The report specifies, however, that according to the information available at Europol, none of the latest attacks seem to "have been planned, logistically supported, or executed directly" by Daesh.
Still, some US officials believe that the recent solo terror acts were orchestrated by the infamous terrorist organization.
"We know there is a command and control structure behind some of these attacks.

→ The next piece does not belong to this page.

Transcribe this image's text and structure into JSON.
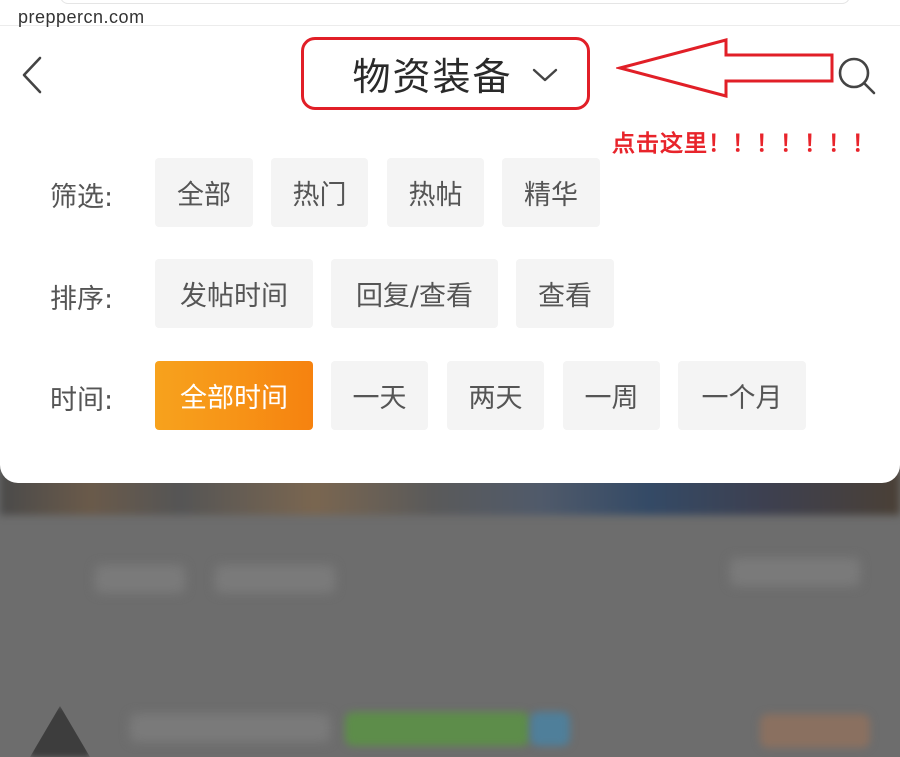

Islamic State [Daesh] has filled up the pipeline with militants in Europe," an unnamed US official told the Wall Street Journal.
On the other hand, the upsurge in terrorist activity in Europe could be a response to the pressure exerted on the terrorist organization in Syria and Iraq by Russia and the US-led coalition.
Both European and American intelligence experts believe that jihadists will increase their terrorist activity, diversifying from large scale attacks previously carried out in Paris and Nice, to smaller "lone wolf" assaults like those launched in Würzburg, Ansbach and Normandy.
Experts also call attention to the fact that in contrast to Paris and Brussels attacks, recent ones seem to be less sophisticated and less prepared: the Nice attacker used a rented truck; in Ansbach the culprit used a self-made bomb; in Würzburg the terrorist attacked his victims with an axe and knife.
"Renting a lorry is not illegal, walking around with a knife is not illegal, so by doing so you make your attackers very difficult to attack and be detected," he told Radio Sputnik.
For his part, Colonel Richard Kemp, former chair of the UK government's Cobra crisis response group, told Sputnik that the recent lone actor attacks in Europe are likely to be followed by more "copycat" assaults.
"We shouldn't think that this is now the new form of Islamic State [Daesh] attack, the reality is that they will continue to attack a range of different targets, and probably in the future this type of target because it does gain them what they want, which is both butchery and public attention," Kemp noted.
"Counter-terrorism officials and experts are alarmed by Al Qaeda's switch from spectacular attacks that require years of planning to smaller, more numerous strikes on softer targets that can be carried out swiftly with little money or outside help," the Los Angeles Times reported in 2004.
The strategy was dubbed a "war of a thousand cuts," Daveed Gartenstein-Ross narrated in his article for the Atlantic in May, 2011, explaining that "the gist of this strategy has been to perpetrate 'smaller, but more frequent' attacks."
The other distinguishing feature of this strategy was that al-Qaeda's veterans and followers demonstrated a high level of autonomy, launching attacks "with little or no direct contact with the leaders."
"There is a type of diffuse jihadism, which on the one hand consists of loosely structured small cells and on the other hand ideology," Gijs de Vries, then counter-terrorism coordinator for the European Union, remarked in 2004 as quoted by the Los Angeles Times.
Given the fact that Daesh originated from al-Qaeda in Iraq (AQI) it is hardly surprising that it has recently adopted Osama Bin Laden's "war of a thousand cuts" strategy.